MOZ Report

Heute hat der Stadler Erkner Triathlon nicht nur in unserer Triathlon Gemeinde einen fetten Aufschlag gemacht. Die Märkische Oder Zeitung hat sich des Themas angenommen und mit dem Chef Organisator des STADLER Erkner Triathlons und der NIGHT of the JUMPs ein langes Interview geführt. Das Ergebnis ist heute in der Gesamtauflage zu sehen (siehe unten)

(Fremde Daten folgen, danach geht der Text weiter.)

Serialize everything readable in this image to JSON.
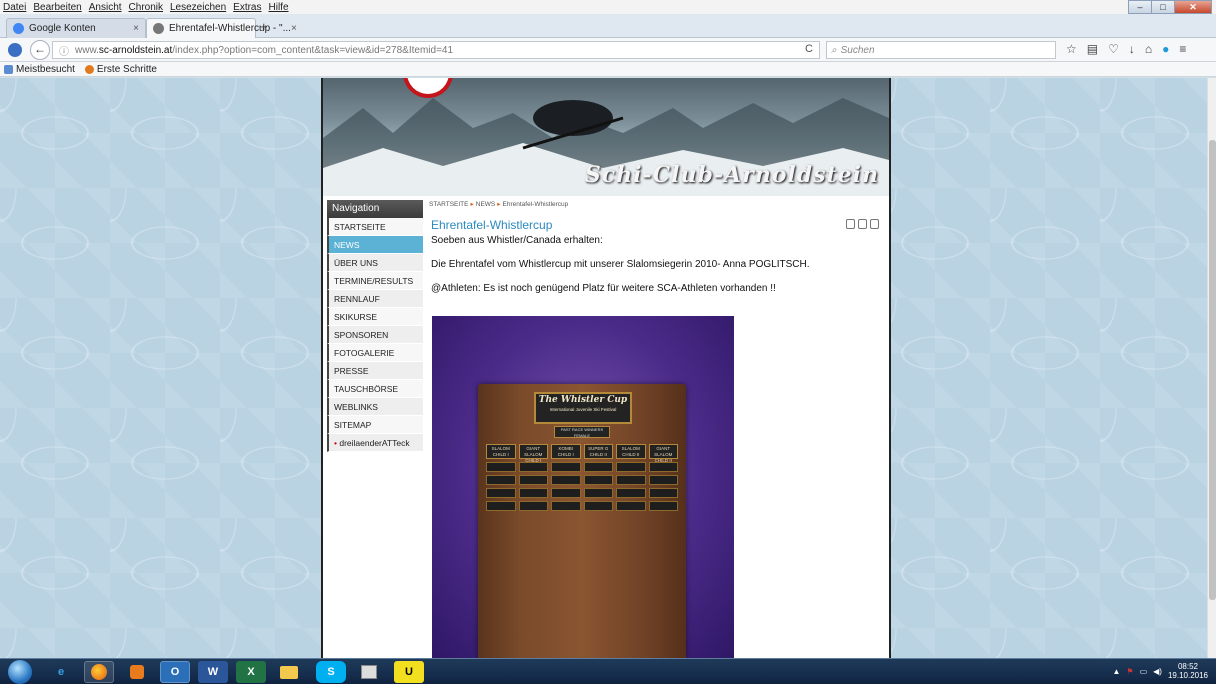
{
  "menubar": [
    "Datei",
    "Bearbeiten",
    "Ansicht",
    "Chronik",
    "Lesezeichen",
    "Extras",
    "Hilfe"
  ],
  "tabs": [
    {
      "label": "Google Konten",
      "close": "×",
      "active": false
    },
    {
      "label": "Ehrentafel-Whistlercup - \"...",
      "close": "×",
      "active": true
    }
  ],
  "new_tab": "+",
  "url": {
    "info": "ⓘ",
    "prefix": "www.",
    "host": "sc-arnoldstein.at",
    "path": "/index.php?option=com_content&task=view&id=278&Itemid=41",
    "reload": "C"
  },
  "search": {
    "placeholder": "Suchen"
  },
  "bookmarks": [
    "Meistbesucht",
    "Erste Schritte"
  ],
  "site": {
    "banner_title": "Schi-Club-Arnoldstein",
    "nav_heading": "Navigation",
    "nav_items": [
      "STARTSEITE",
      "NEWS",
      "ÜBER UNS",
      "TERMINE/RESULTS",
      "RENNLAUF",
      "SKIKURSE",
      "SPONSOREN",
      "FOTOGALERIE",
      "PRESSE",
      "TAUSCHBÖRSE",
      "WEBLINKS",
      "SITEMAP",
      "dreilaenderATTeck"
    ],
    "breadcrumb": [
      "STARTSEITE",
      "NEWS",
      "Ehrentafel-Whistlercup"
    ],
    "article": {
      "title": "Ehrentafel-Whistlercup",
      "intro": "Soeben aus Whistler/Canada erhalten:",
      "line1": "Die Ehrentafel vom Whistlercup mit unserer Slalomsiegerin 2010- Anna POGLITSCH.",
      "line2": "@Athleten: Es ist noch genügend Platz für weitere SCA-Athleten vorhanden !!"
    },
    "plaque": {
      "title": "The Whistler Cup",
      "subtitle": "International Juvenile Ski Festival",
      "header": "PAST RACE WINNERS FEMALE",
      "columns": [
        "SLALOM CHILD I",
        "GIANT SLALOM CHILD I",
        "KOMBI CHILD I",
        "SUPER G CHILD II",
        "SLALOM CHILD II",
        "GIANT SLALOM CHILD II"
      ]
    }
  },
  "taskbar": {
    "time": "08:52",
    "date": "19.10.2016"
  }
}
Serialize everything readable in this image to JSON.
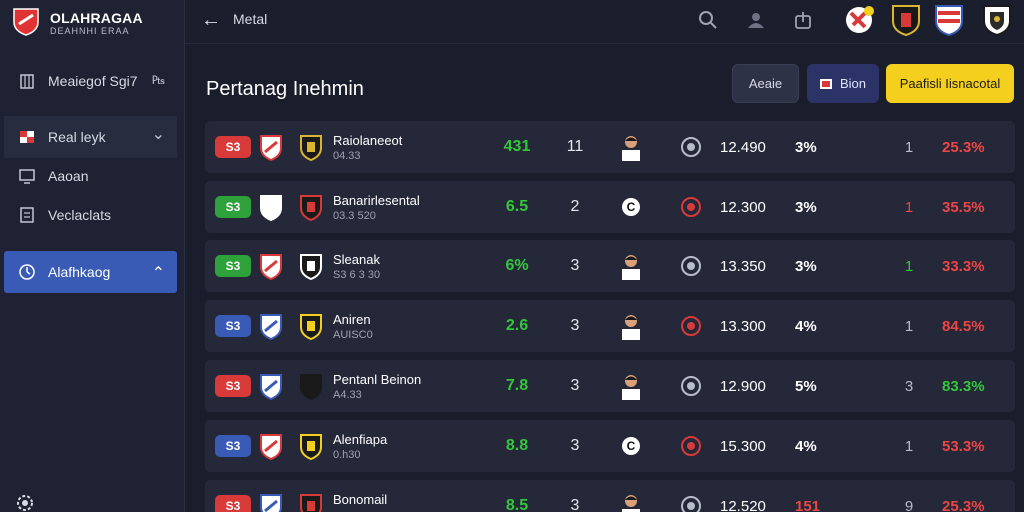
{
  "brand": {
    "title": "OLAHRAGAA",
    "subtitle": "DEAHNHI ERAA"
  },
  "sidebar": {
    "items": [
      {
        "label": "Meaiegof Sgi7",
        "icon": "building-icon",
        "suffix": "₧"
      },
      {
        "label": "Real leyk",
        "icon": "flag-icon",
        "suffix": "⌄"
      },
      {
        "label": "Aaoan",
        "icon": "monitor-icon",
        "suffix": ""
      },
      {
        "label": "Veclaclats",
        "icon": "document-icon",
        "suffix": ""
      },
      {
        "label": "Alafhkaog",
        "icon": "clock-icon",
        "suffix": "⌃"
      }
    ]
  },
  "topbar": {
    "back": "←",
    "title": "Metal"
  },
  "main": {
    "title": "Pertanag Inehmin",
    "buttons": {
      "first": "Aeaie",
      "second": "Bion",
      "primary": "Paafisli Iisnacotal"
    }
  },
  "colors": {
    "accent_blue": "#3a5bb5",
    "primary_yellow": "#f4cf1e",
    "odds_green": "#33c73a",
    "rate_red": "#ef4545"
  },
  "rows": [
    {
      "pill": "S3",
      "pill_color": "#d83a3a",
      "name": "Raiolaneeot",
      "time": "04.33",
      "odds": "431",
      "odds_color": "#33c73a",
      "rank": "11",
      "player": "avatar",
      "price": "12.490",
      "pct": "3%",
      "count": "1",
      "count_color": "#b7bccb",
      "rate": "25.3%",
      "rate_color": "#ef4545"
    },
    {
      "pill": "S3",
      "pill_color": "#2fa13a",
      "name": "Banarirlesental",
      "time": "03.3 520",
      "odds": "6.5",
      "odds_color": "#33c73a",
      "rank": "2",
      "player": "letter",
      "player_letter": "C",
      "price": "12.300",
      "pct": "3%",
      "count": "1",
      "count_color": "#ef4545",
      "rate": "35.5%",
      "rate_color": "#ef4545"
    },
    {
      "pill": "S3",
      "pill_color": "#2fa13a",
      "name": "Sleanak",
      "time": "S3 6 3 30",
      "odds": "6%",
      "odds_color": "#33c73a",
      "rank": "3",
      "player": "avatar",
      "price": "13.350",
      "pct": "3%",
      "count": "1",
      "count_color": "#33c73a",
      "rate": "33.3%",
      "rate_color": "#ef4545"
    },
    {
      "pill": "S3",
      "pill_color": "#3a5bb5",
      "name": "Aniren",
      "time": "AUISC0",
      "odds": "2.6",
      "odds_color": "#33c73a",
      "rank": "3",
      "player": "avatar",
      "price": "13.300",
      "pct": "4%",
      "count": "1",
      "count_color": "#b7bccb",
      "rate": "84.5%",
      "rate_color": "#ef4545"
    },
    {
      "pill": "S3",
      "pill_color": "#d83a3a",
      "name": "Pentanl Beinon",
      "time": "A4.33",
      "odds": "7.8",
      "odds_color": "#33c73a",
      "rank": "3",
      "player": "avatar",
      "price": "12.900",
      "pct": "5%",
      "count": "3",
      "count_color": "#b7bccb",
      "rate": "83.3%",
      "rate_color": "#33c73a"
    },
    {
      "pill": "S3",
      "pill_color": "#3a5bb5",
      "name": "Alenfiapa",
      "time": "0.h30",
      "odds": "8.8",
      "odds_color": "#33c73a",
      "rank": "3",
      "player": "letter",
      "player_letter": "C",
      "price": "15.300",
      "pct": "4%",
      "count": "1",
      "count_color": "#b7bccb",
      "rate": "53.3%",
      "rate_color": "#ef4545"
    },
    {
      "pill": "S3",
      "pill_color": "#d83a3a",
      "name": "Bonomail",
      "time": "",
      "odds": "8.5",
      "odds_color": "#33c73a",
      "rank": "3",
      "player": "avatar",
      "price": "12.520",
      "pct": "151",
      "pct_color": "#ef4545",
      "count": "9",
      "count_color": "#b7bccb",
      "rate": "25.3%",
      "rate_color": "#ef4545"
    }
  ]
}
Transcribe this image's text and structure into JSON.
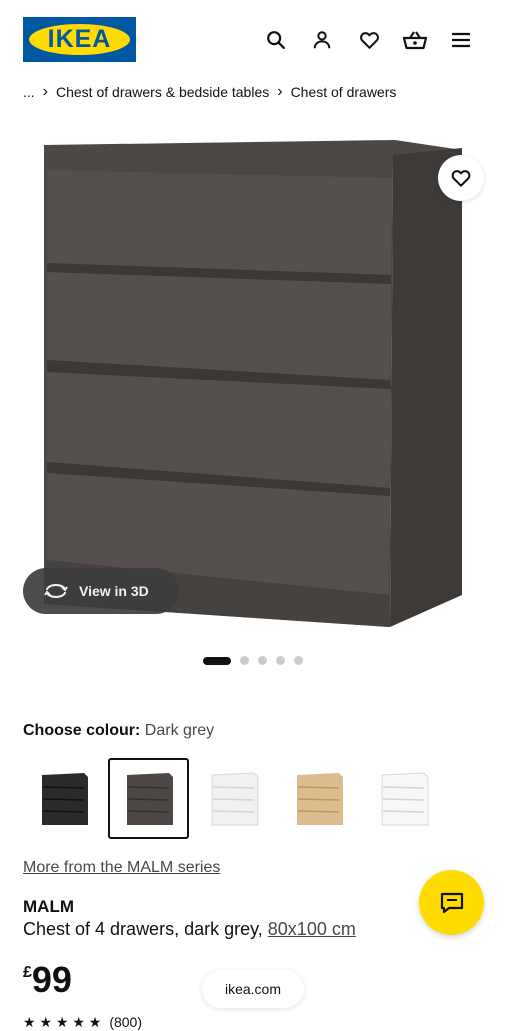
{
  "header": {
    "logo_text": "IKEA",
    "icons": [
      "search-icon",
      "account-icon",
      "heart-icon",
      "basket-icon",
      "menu-icon"
    ],
    "brand_blue": "#0058a3",
    "brand_yellow": "#ffdb00"
  },
  "breadcrumb": {
    "ellipsis": "...",
    "items": [
      "Chest of drawers & bedside tables",
      "Chest of drawers"
    ]
  },
  "gallery": {
    "view3d_label": "View in 3D",
    "image_count": 5,
    "active_index": 0
  },
  "colour": {
    "label": "Choose colour:",
    "value": "Dark grey",
    "swatches": [
      {
        "name": "black-brown",
        "color": "#2a2a2a"
      },
      {
        "name": "dark grey",
        "color": "#4a4644",
        "selected": true
      },
      {
        "name": "white",
        "color": "#f2f2f2"
      },
      {
        "name": "white stained oak veneer",
        "color": "#d9b98a"
      },
      {
        "name": "high-gloss white",
        "color": "#f7f7f7"
      }
    ]
  },
  "product": {
    "series_link": "More from the MALM series",
    "name": "MALM",
    "description": "Chest of 4 drawers, dark grey, ",
    "size": "80x100 cm",
    "currency": "£",
    "price": "99",
    "rating_stars": "★ ★ ★ ★ ★",
    "rating_count": "(800)"
  },
  "footer": {
    "domain": "ikea.com"
  }
}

Die Anmeldung läuft nach wie vor und wir freuen uns auf alle Starter, damit die 4. Auflage des STADLER Erkner Triathlons wieder Maßstäbe setzt.

Anmeldung Hier

Reihenweise sind Sportveranstaltungen in Berlin und dem Umland für den Sommer und auch schon den Herbst aufgrund der Corona-bedingten Einschränkungen und Verbote abgesagt worden. Der Erkner-Stadler-Triathlon wirkt da wie ein Turm in der Brandung: Am 13. September soll die vierte Auflage über die Bühne gehen.

Der Wettkampf in der Gerhart-Hauptmann-Stadt im Landkreis Oder-Spree war schon bei seiner Premiere 2017 einer der größten Ausdauer-Dreikämpfe im Osten Deutschlands. Im vergangenen Jahr finishten 736 Triathleten, darunter 176 Frauen, sowie 75 Staffeln über die drei Distanzen. Hinzu kamen am Tag zuvor 73 Kinder und Jugendliche beim Swim & Run sowie 84 Läufer über 3,6 bis 10 Kilometer. Kai Beißer sprach mit Chef-Organisator Marko Manthey über das Festhalten an der Planung für den September und die Unterstützung durch die Stadt Erkner, aber auch über die besonderen Herausforderungen in Pandemie-Zeiten.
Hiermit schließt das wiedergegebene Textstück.